Address:http://www.abc25.com/Global/story.asp?S=6158552

-------

New Clinic for Veterans Coming to Evansville
story by: Emily Zander

EVANSVILLE - A spokeswoman from the VA hospital in Marion, Illinois
tells NEWS 25 a decision just came down Wednesday. She says a state
of the art facility is what Tri-State veterans need and deserve.

It's a clinic veterans advocates have called sub-par. Even Evansville
Mayor Jonathan Weinzapfel has spoken out about the local need for better
veteran care.

The current VA clinic is on Walnut Street in downtown Evansville. It's a
facility many have said cannot provide the proper care for veterans and
does not have the staff to do so. That's all about to change.

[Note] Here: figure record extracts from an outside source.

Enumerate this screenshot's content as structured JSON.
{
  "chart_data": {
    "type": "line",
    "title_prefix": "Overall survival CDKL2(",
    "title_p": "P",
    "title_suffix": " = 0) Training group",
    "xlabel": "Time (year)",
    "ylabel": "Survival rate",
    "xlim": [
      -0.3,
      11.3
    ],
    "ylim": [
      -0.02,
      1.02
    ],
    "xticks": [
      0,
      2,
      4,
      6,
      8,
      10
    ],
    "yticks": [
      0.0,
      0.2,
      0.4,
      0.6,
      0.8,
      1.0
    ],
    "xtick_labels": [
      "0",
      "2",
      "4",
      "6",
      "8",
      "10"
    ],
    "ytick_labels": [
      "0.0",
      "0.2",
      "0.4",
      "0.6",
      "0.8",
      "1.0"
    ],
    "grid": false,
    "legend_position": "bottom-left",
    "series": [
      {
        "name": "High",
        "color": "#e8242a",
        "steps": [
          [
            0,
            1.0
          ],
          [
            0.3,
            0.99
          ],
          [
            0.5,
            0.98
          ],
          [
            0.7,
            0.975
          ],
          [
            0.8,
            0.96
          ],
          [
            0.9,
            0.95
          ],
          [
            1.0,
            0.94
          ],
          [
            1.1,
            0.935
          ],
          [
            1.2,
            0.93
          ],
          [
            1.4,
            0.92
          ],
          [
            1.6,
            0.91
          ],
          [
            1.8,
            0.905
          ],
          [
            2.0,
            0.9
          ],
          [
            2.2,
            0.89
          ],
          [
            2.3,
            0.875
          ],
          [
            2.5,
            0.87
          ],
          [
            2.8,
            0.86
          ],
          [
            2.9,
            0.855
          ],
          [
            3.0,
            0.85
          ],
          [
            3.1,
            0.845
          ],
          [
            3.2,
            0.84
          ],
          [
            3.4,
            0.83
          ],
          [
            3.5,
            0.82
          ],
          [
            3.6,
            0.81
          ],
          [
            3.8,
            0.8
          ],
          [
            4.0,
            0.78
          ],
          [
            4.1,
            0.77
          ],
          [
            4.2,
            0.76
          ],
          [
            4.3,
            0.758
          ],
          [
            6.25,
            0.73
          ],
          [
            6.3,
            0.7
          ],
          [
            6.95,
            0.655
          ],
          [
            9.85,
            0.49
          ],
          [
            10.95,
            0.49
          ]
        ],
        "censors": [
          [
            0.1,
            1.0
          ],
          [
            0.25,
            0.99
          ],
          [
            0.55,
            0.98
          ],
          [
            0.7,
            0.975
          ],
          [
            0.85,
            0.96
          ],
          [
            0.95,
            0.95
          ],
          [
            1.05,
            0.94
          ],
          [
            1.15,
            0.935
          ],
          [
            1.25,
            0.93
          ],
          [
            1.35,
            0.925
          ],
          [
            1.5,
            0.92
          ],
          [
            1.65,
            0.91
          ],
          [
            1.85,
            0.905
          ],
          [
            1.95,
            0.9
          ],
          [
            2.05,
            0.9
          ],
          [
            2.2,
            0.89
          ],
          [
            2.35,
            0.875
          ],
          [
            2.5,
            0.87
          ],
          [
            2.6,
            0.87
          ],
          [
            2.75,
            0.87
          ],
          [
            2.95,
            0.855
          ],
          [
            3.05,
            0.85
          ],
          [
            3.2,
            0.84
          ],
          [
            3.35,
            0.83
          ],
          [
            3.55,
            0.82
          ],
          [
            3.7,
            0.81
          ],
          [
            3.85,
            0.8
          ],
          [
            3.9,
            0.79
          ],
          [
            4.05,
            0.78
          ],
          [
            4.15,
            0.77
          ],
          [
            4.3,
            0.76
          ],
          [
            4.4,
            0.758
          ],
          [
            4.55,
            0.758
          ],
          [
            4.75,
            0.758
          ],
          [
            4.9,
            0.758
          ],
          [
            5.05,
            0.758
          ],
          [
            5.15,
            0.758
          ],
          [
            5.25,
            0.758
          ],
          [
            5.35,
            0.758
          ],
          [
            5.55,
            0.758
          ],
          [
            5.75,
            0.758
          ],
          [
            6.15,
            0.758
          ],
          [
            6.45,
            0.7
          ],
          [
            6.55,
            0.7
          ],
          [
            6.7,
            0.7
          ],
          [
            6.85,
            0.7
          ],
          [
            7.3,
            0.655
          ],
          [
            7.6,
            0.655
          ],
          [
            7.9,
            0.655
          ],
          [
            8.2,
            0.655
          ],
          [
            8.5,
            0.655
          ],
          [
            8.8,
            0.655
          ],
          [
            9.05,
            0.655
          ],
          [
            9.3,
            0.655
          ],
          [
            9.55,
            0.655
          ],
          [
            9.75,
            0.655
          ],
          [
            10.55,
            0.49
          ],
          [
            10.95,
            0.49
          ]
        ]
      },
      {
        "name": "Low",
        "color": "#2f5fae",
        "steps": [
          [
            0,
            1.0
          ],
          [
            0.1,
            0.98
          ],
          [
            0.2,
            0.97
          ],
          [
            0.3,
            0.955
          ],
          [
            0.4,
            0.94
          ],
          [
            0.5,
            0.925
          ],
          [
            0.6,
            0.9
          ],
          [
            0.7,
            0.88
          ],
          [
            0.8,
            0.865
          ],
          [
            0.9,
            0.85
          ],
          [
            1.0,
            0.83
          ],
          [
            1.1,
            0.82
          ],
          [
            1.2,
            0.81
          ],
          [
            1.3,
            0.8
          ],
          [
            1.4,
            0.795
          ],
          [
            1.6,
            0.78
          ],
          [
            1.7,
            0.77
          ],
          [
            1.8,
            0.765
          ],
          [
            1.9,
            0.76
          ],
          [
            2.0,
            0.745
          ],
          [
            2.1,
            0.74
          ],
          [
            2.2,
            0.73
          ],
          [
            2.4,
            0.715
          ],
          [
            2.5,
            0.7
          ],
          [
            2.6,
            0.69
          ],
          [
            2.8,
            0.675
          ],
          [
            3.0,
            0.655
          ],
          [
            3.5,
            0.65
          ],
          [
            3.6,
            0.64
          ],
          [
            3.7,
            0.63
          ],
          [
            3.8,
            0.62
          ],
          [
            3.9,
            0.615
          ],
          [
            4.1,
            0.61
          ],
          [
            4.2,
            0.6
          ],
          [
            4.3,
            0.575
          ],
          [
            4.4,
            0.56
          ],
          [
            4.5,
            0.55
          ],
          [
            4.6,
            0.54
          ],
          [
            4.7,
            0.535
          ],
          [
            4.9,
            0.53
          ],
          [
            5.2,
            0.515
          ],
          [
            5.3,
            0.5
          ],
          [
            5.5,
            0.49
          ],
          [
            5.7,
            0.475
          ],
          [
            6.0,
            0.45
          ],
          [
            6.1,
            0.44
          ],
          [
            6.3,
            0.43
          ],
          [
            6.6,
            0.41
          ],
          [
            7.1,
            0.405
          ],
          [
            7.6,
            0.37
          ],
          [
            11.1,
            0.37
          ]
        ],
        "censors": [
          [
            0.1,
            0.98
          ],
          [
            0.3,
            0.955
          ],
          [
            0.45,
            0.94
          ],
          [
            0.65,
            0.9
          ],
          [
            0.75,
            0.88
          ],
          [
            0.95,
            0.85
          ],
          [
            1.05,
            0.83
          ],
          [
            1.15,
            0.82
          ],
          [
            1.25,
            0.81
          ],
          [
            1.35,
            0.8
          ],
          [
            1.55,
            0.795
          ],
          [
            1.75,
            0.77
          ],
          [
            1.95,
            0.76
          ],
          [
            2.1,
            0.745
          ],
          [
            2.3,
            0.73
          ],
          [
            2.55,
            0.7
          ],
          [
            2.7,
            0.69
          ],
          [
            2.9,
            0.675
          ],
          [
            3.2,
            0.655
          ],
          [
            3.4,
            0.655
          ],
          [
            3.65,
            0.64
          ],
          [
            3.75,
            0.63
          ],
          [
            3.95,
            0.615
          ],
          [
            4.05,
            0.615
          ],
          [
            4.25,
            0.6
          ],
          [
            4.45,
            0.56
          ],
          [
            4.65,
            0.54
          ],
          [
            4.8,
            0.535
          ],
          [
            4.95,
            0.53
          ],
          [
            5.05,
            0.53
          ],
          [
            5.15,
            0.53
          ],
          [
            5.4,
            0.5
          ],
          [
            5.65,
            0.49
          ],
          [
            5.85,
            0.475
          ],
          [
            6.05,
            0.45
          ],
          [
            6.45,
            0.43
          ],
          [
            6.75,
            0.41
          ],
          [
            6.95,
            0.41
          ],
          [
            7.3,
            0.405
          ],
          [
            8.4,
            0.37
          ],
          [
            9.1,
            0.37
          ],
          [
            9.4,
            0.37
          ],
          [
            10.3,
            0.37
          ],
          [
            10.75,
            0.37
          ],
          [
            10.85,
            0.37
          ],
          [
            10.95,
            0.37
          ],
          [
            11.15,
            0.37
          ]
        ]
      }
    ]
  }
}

"That will be a state-of-the-art facility that's three times larger than
the clinic now," Becca Shinneman said. 

After talking with Shinneman from the VA on the phone we took the
news to Mayor Weinzapfel.

"I'm glad they're working on this finally. We've had discussions in this
community for almost two years about the importance of a new or expanded
VA clinic," he said. 

And Weinzapfel told NEWS 25 the former Welborn Hospital in downtown
Evansville is the perfect place.
"It's a modern facility that's just begging for the VA to come in and
utilize it. It just makes so much sense. I just hope the federal
government can see itself clear to come to that conclusion also," said
Weinzapfel.

Whether the new clinic will be housed in an existing building like
Welborn or a brand new location, Shinneman wouldn't say, only that more
details will be coming soon.

Shinneman told NEWS 25 the next step in the process is conducting
building and parking assessments and determining just what this facility
needs to best serve veterans in the Tri-State.

She told us within the next two months ads for locations and bids will
be taken. She couldn't tell me how much this facility will cost. We'll
continue to watch for more developments and let you know what's
happening with the new clinic.

knowledge is power - growing old is mandatory - growing wise is optional    
"Many more men die with prostate cancer than of it. Growing old is
invariably fatal. Prostate cancer is only sometimes so."